ECLI:NL:CRVB:2014:4383
Centrale Raad van Beroep
- Verzet
- Rechtspraak.nl
Verzet tegen uitspraak over onbevoegdheid in hoger beroep inzake sociale zekerheidswetgeving
Op 23 december 2014 deed de Centrale Raad van Beroep uitspraak in de zaak met nummer 14/4103 WWB-V. Deze uitspraak volgde op een verzet dat was ingesteld door de gemachtigde van de appellant, die eerder in hoger beroep was gegaan tegen een uitspraak van de voorzieningenrechter van de rechtbank Rotterdam. De Raad had zich in een eerdere uitspraak op 21 oktober 2014 onbevoegd verklaard om kennis te nemen van het hoger beroep, omdat de aangevallen uitspraak een uitspraak was als bedoeld in artikel 8:84, eerste lid, van de Algemene wet bestuursrecht (Awb), waartegen geen hoger beroep kan worden ingesteld.
Tijdens de zitting op 9 december 2014, waar de gemachtigde van de appellant aanwezig was, maar de Regionale Sociale Dienst (RSD) niet, werd het verzet behandeld.
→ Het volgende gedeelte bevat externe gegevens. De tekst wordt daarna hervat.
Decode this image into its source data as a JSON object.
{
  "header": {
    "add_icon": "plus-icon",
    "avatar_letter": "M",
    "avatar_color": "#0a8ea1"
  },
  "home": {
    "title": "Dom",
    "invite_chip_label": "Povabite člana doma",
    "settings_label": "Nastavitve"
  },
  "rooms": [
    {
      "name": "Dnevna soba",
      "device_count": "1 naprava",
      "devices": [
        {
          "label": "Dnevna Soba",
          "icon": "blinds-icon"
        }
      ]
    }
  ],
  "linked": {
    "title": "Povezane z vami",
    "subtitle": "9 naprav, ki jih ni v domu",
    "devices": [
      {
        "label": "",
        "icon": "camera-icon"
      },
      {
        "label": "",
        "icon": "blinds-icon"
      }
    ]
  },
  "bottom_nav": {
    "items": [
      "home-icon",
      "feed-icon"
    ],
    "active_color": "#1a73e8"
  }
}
De gemachtigde voerde aan dat er feiten of omstandigheden waren die het appelverbod zouden moeten doorbreken. Echter, de Raad oordeelde dat er geen evidente schending van eisen van een goede procesorde of fundamentele rechtsbeginselen was aangetoond. De Raad concludeerde dat er geen aanleiding was om het appelverbod te doorbreken, en dat het verzet ongegrond was.
De uitspraak werd gedaan door W.H. Bel, met D.W.M. Kaldenhoven als griffier. De beslissing werd openbaar uitgesproken op dezelfde datum, 23 december 2014. De Raad besloot dat er geen aanleiding was voor een veroordeling in de kosten van het verzet.